Two conducting plates X and Y, each with a large surface area A (on one side), are placed parallel to each other, as shown in the figure (30-E7). Plate X is given a charge Q, whereas the other is kept neutral. Find (a) the surface charge density at the inner surface of plate X (b) the electric field at a point to the left of the plates (c) the electric field at a point in between the plates and (d) the electric field at a point to the right of the plates.
Figure
Answers
(a) Q/2A
(b) Q/(2A ∈0)
(c) Q/(2A ∈0)
(d) E = Q/(2A ∈0)
Explanation:
(a) Provided, the charge present on the plate is Q. Due to convection, the other plate will get the same charge Q.

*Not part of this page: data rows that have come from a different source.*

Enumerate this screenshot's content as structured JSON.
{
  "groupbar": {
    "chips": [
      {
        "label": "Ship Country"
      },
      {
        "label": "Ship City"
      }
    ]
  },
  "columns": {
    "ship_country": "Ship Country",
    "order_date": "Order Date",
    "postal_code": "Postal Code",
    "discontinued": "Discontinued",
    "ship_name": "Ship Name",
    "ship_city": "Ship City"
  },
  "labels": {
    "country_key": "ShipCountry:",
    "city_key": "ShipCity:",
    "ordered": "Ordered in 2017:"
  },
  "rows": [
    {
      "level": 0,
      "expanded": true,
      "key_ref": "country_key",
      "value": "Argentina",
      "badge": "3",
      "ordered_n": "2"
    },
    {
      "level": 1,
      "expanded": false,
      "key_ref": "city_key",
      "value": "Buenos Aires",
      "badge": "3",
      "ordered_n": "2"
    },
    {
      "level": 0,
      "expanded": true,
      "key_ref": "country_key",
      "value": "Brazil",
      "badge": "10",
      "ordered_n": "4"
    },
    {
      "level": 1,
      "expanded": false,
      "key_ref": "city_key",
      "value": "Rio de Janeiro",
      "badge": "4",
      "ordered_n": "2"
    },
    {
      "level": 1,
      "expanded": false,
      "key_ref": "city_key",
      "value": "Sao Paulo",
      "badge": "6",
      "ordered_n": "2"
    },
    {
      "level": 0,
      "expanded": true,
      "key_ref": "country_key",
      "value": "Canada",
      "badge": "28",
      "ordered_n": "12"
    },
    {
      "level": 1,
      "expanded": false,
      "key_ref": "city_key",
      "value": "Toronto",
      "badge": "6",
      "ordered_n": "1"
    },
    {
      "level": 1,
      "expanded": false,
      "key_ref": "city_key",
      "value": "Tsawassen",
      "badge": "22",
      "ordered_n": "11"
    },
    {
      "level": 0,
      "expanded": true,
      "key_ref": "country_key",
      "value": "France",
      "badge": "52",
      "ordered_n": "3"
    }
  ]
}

Say, the surface charge densities on both sides of the plate be σ1 and σ2.
Now, electric field due to a plate,
E =σ/2∈0
- Hence, the magnitudes of the electric fields due to this plate on each side =σ1/2 ∈0 and σ2/2 ∈0
- Also note, the plate has two sides, each of area A. So, the net charge given to the plate will be equally distributed on both the sides. This implies that the charge developed on each side will be
q1=q2=Q/2
Hence, the net surface charge density on each side = Q/2A
(b) The left side of the plate surface, charge density,
σ = Q/2A
Hence, electric field = Q/ 2A ∈0
- 'X' is the positively-charged plate, hence this must be directed towards the left.
(c) Please note, here the charged plate 'X' acts as the only source of electric field, with positive in the inner side; Plate Y is neutral. Hence, a negative charge will be induced on its inner side. 'Y' attracts the charged particle towards itself, so, the middle portion E is towards the right and is equal to Q/2A∈0.
(d) Similar to the above for the extreme right, the outer side of plate 'Y' acts as positive and hence it repels to the right with E=Q/ 2A∈ 0.